Around midday on Friday, a van branded “Town Residential” pulled up to 26 Astor Place. The driver got out, unloaded bubble wrap and cardboard boxes from Home Depot, and went into the building. It was time for agents to clear out.
After a tumultuous few months, Town abruptly shuttered its resale and leasing business, as The Real Deal first reported Thursday. Less than 24 hours later, shell-shocked agents were informed that boxes would be available for their personal belongings.
“Several have inquired about the purchase of artwork and accessories found throughout the office,” an email from the firm to agents stated. “Please note that these items are not for sale.”
But the more pressing questions for agents are whether they’ll receive unpaid commissions and how — if — they’ll move their listings and in-contract deals.
“Usually the exclusive belongs to the firm, even though the agent brings the business,” said Terrence Oved, a partner at law firm Oved & Oved. Once Town releases the agents’ exclusives, they’ll have to ask sellers to re-sign the exclusive agreement with a new company.
In an email to agents, Town said it would release exclusives to agents’ new firms for a 25 percent referral fee. “If you have any properties in contract, we’ll assign your portion to the new firm,” the email said. It’s unclear, however, whether firms taking on Town’s agents will try to haggle that fee down.
Town — which took eighth place on TRD’s annual ranking of New York City brokerages with the most listings — said it had 160 active sales listings and 81 in-contract deals totaling $585 million at the end of the first quarter. It also had 174 rental exclusives.

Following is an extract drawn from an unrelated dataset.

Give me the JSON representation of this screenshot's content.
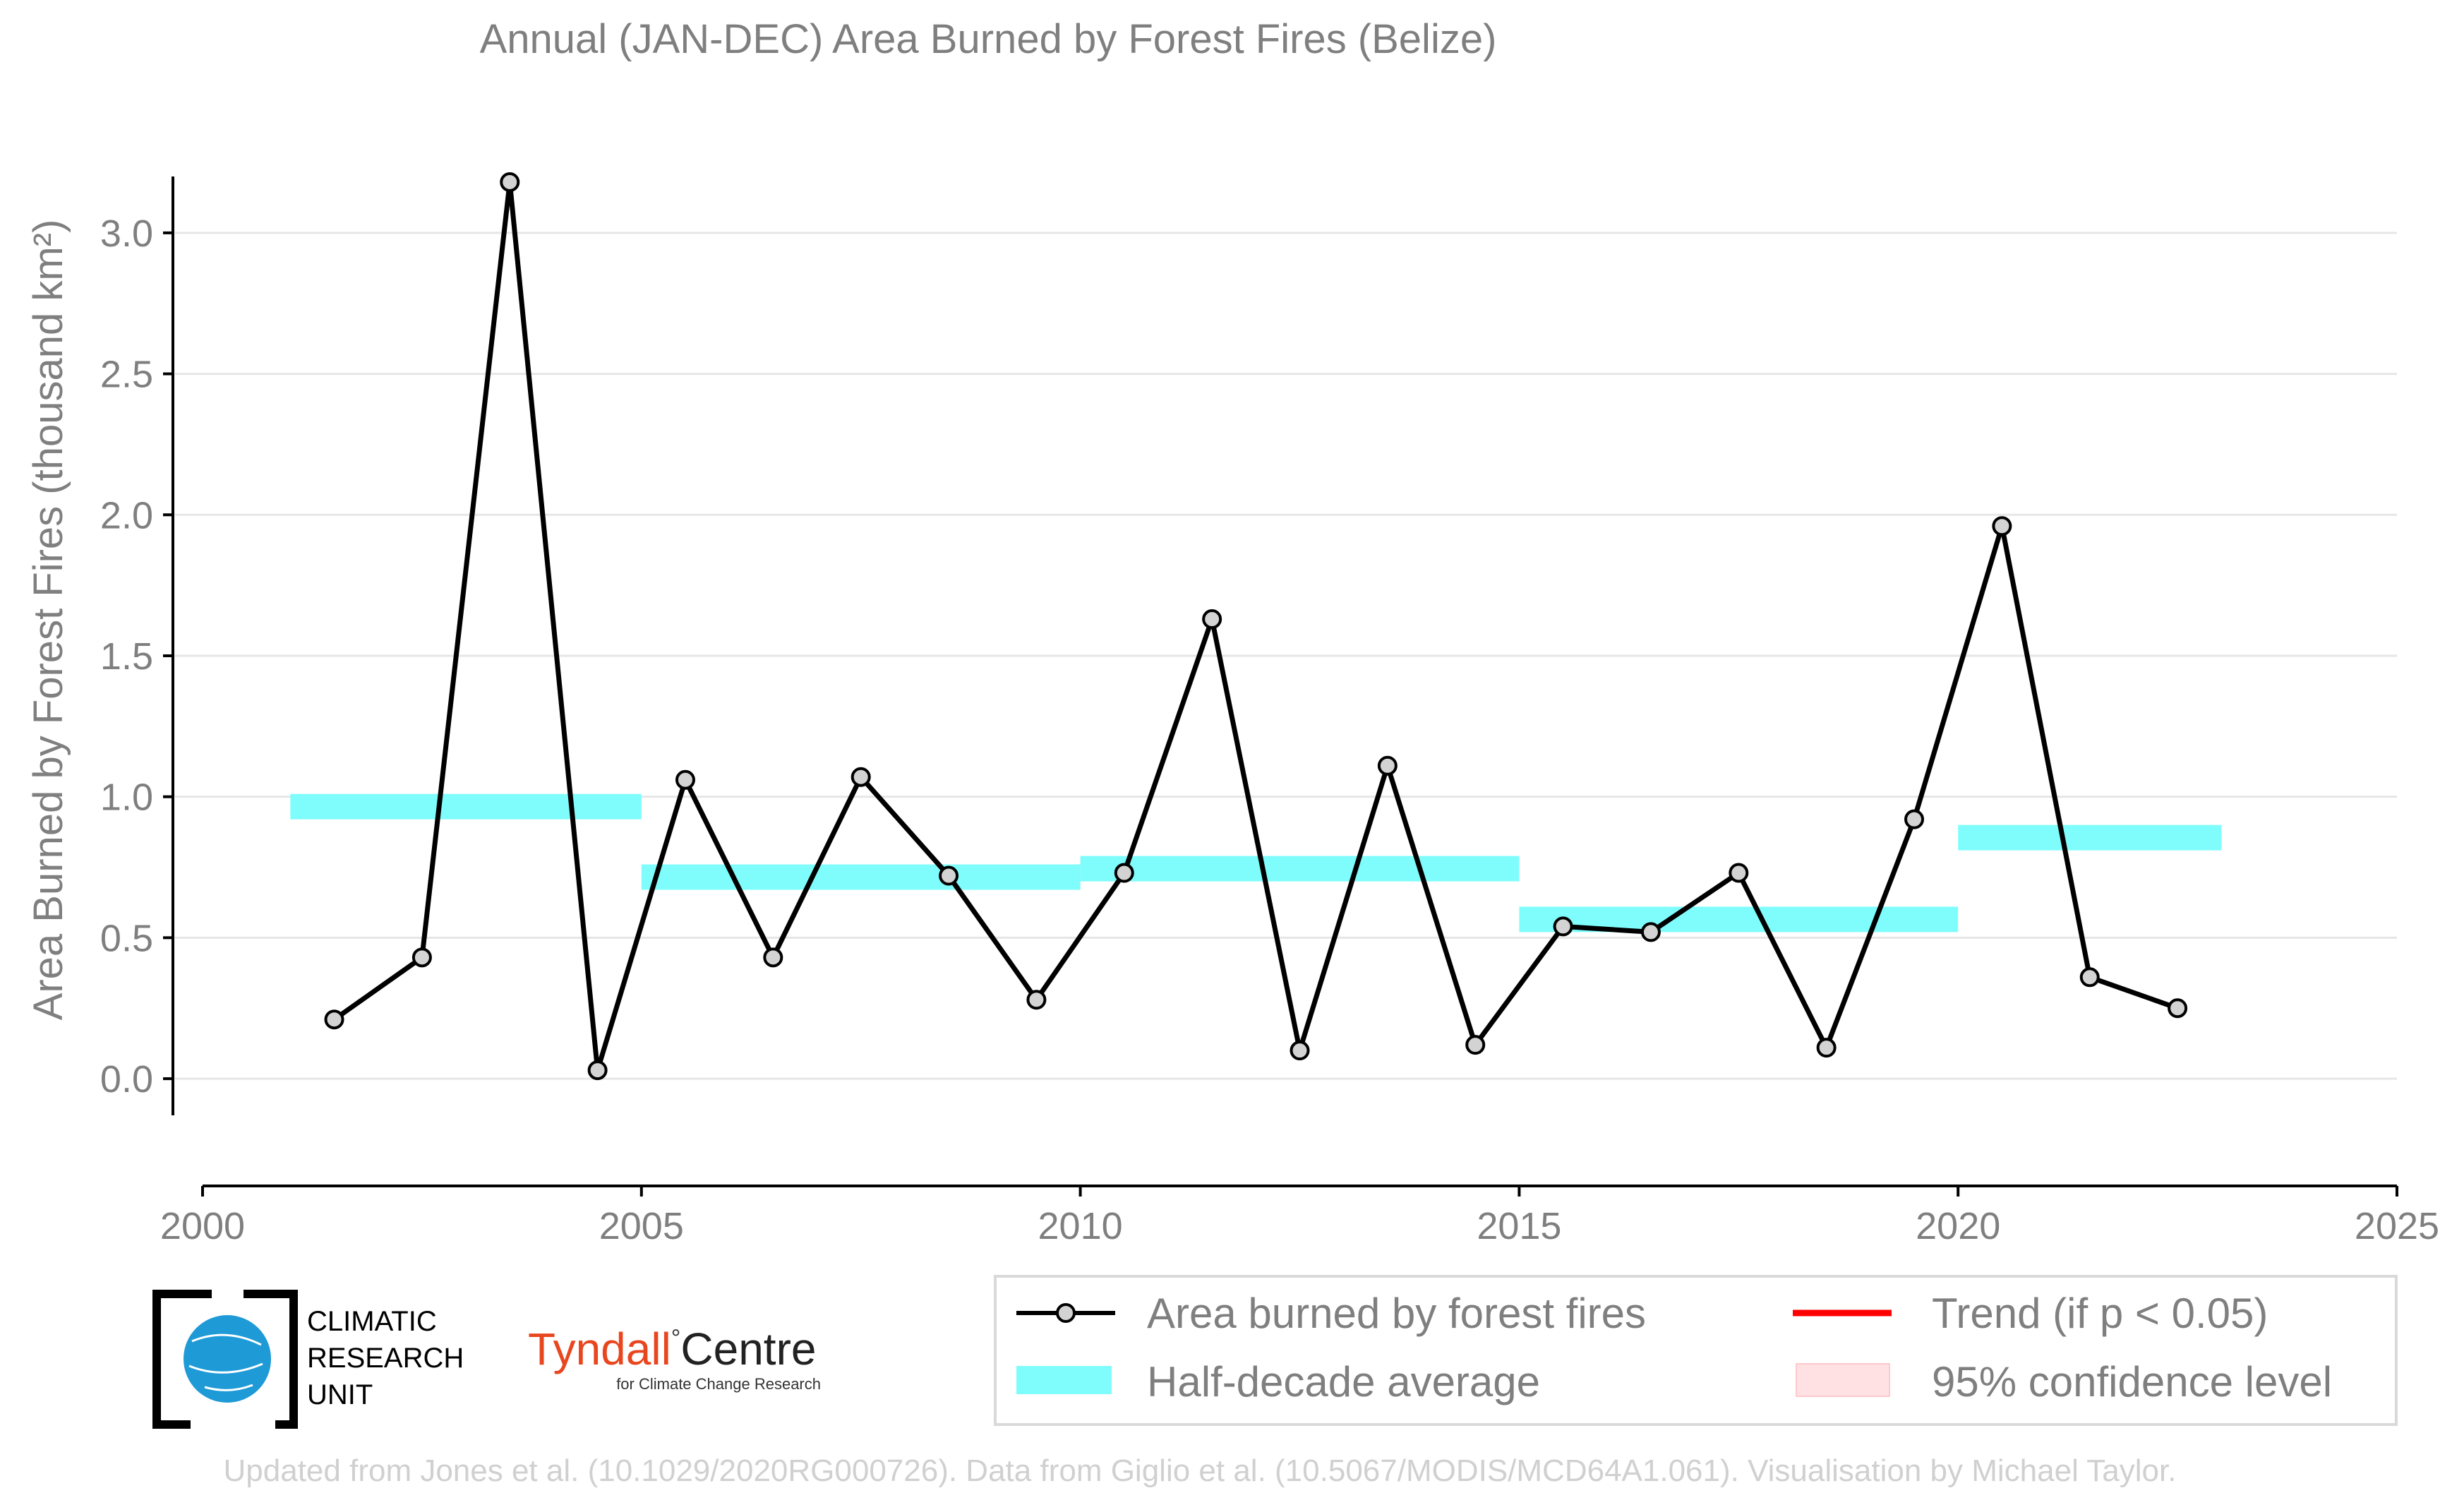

Sources said those figures have dropped considerably in recent months, as Town struggled to stay afloat. On April 16 and 17, the firm’s founder and CEO Andrew Heiberger was hit with a pair of lawsuits alleging he owed nearly $300,000 in unpaid rent at Town’s recently-shuttered Upper East Side office and its office on Irving Place.
The company will continue to work in new development, according to Heiberger, but whether or not there will be any movement with those listings is unclear.
In a LinkedIn post Thursday, Heiberger said the decision to close Town’s resale and leasing business was predicated on “new realities of the new marketplace.”
“It is simply impossible [to] profit from those lines of business when considering the primary factors of rapidly increasing agent commissions stemming from fierce competition to attract and retain the best talent,” he wrote. “There will be another great endeavor to come, stay tuned…”
Almost immediately after news of the shutdown broke, rival firms reached out to suddenly-free agents — particularly Town’s bigger names like Steven Gold, Dana Power and Danny Davis.
“It’s really a scramble,” said one source. “It’s crazy because all these people have a lot of business.”
One agent outside Town’s Astor Place office on Thursday night said he has $17 million in pending deals and $8 million worth of exclusives. Gina Gee, another agent from that office, said she has one exclusive — a three-bedroom at 67 Liberty Street asking $2.395 million — and several referral listings in Los Angeles. She called it a “sad day,” but said she has already gotten calls from a half-dozen firms and was on her way to a job interview on Friday.
Not everyone was in on the feeding frenzy though. Bess Freedman, co-president of Brown Harris Stevens, said she wouldn’t hire for the sake of hiring.
“I feel a sense of mourning, it’s a shame,” Freedman said, adding that Heiberger is tough, smart and not afraid to take risks. “He’s a cowboy,” she said.
Others echoed the sentiment. “The fact is, I am sad,” said Howard Lorber, chairman of Douglas Elliman. “I’m sad for the owner and I’m sad for the brokers that are displaced and have no place to go without much notice.”
In front of Town’s Astor Place office on Friday, one agent was accompanied by her teenage son, who hauled her boxes to a waiting car. Two other brokers took their own belongings from the office. At Town’s office in Gramercy, an agent stopped to snap a picture of the firm’s storefront. When asked if he worked there, he said: “Not anymore.”